New Report Finds China Lab Leak Most Likely Source Of Covid Pandemic

Scientists at the Wuhan Institute of Virology spent more than 10 years researching SARS-like viruses to understand how they infect humans.

AP/Ng Han Guan, file
Security personnel at the entrance of the Wuhan Institute of Virology at Wuhan, China in 2021. AP/Ng Han Guan, file

A new report contends that Covid-19 most likely leaked from a Chinese lab, with America partly responsible for funding high-risk research on infectious viruses at a facility with insufficient safety measures.

The analysis, conducted by a molecular biologist at Harvard and MIT, Alina Chan, was published as a guest essay in the New York Times on Sunday. The report came before Dr. Anthony Fauci was set to testify before a House panel regarding his support for research at the Wuhan Institute of Virology.

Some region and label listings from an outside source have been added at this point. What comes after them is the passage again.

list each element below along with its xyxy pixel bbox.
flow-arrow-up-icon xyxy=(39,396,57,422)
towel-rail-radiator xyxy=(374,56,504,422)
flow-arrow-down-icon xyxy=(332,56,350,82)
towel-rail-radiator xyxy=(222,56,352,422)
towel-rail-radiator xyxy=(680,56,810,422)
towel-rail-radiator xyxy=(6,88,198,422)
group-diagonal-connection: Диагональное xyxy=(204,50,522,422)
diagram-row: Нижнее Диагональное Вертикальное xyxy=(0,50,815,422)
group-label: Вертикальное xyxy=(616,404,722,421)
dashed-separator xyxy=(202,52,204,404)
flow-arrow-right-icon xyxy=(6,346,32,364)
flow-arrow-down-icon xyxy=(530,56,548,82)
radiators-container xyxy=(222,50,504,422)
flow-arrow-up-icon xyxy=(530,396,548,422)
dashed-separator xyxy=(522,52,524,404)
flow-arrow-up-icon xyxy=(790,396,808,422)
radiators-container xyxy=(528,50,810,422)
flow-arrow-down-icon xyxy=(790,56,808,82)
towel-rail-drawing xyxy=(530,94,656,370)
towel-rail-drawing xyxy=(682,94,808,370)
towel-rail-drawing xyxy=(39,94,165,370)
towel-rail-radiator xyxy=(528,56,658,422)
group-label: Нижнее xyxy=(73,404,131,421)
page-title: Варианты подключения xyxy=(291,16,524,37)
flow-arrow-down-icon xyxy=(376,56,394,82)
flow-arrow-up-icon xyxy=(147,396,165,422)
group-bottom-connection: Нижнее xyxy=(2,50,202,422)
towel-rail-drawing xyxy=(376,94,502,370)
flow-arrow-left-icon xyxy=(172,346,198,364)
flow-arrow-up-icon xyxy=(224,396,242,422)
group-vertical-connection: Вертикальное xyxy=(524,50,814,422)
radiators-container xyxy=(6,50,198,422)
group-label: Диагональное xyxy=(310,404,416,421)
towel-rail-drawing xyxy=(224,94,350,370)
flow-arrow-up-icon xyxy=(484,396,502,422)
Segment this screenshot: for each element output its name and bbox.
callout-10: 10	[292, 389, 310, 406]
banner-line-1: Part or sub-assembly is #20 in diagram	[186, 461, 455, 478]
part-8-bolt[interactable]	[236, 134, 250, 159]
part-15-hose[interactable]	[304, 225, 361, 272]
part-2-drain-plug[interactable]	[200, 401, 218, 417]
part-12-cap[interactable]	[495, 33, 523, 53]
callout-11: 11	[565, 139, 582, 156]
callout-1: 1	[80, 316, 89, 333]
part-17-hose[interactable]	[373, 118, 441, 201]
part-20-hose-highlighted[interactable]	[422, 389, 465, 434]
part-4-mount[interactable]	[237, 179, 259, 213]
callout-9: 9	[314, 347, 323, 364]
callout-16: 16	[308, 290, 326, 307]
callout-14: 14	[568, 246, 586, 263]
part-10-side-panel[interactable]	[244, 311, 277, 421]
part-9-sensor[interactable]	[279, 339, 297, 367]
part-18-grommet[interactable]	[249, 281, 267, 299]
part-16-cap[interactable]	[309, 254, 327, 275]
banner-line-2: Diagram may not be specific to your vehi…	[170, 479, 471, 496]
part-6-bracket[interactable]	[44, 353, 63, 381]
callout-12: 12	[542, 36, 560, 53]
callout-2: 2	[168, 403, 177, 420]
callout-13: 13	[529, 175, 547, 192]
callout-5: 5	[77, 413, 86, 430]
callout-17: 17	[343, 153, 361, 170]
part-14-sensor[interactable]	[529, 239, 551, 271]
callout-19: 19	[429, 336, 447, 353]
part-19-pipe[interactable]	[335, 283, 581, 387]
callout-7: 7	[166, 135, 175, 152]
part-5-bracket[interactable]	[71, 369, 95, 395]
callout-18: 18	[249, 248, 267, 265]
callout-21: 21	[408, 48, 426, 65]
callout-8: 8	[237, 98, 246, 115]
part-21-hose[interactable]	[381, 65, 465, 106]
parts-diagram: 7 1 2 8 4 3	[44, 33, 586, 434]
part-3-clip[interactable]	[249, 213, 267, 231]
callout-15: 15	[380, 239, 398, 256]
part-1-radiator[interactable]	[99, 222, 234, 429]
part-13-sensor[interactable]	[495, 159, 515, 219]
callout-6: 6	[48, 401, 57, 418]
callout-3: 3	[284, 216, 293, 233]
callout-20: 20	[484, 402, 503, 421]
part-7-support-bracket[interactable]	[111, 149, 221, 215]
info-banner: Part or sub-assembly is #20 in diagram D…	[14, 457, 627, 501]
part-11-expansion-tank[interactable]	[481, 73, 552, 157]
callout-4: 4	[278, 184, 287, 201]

Ms. Chan, who has been an advocate for further investigation into the “lab leak theory,” said that partisan politics have hindered efforts to uncover the truth about the origins of the pandemic.

If the theory proves accurate, the global pandemic, which has claimed around 1 million lives in the US and at least 25 million worldwide, could be considered the most significant accident in the history of science, according to Ms. Chan, co-author of “Viral: The Search for the Origin of Covid-19.”

Her findings suggest that the virus originated in China, was intensified for maximum infectiousness with the assistance of the American government, and eventually escaped due to inadequate containment protocols.

Scientists at the Wuhan Institute of Virology, led by Dr. Shi Zhengli, spent more than 10 years researching SARS-like viruses to understand how they infect humans. Their research identified that SARS-CoV-2, the virus responsible for the pandemic, existed in bats located approximately 1,000 miles away from Wuhan.

Dr. Shi’s team made several trips to southwestern China and Laos to collect virus samples, which traveled through numerous populous cities on their way back to the Wuhan lab.

Despite the virus’s high contagion rate, no trace of infection was found along the 1,000-mile route, Ms. Chan reported. Her research also dismissed an early theory that the virus had spread globally via a seafood market at Wuhan, where exotic animals were sold for consumption.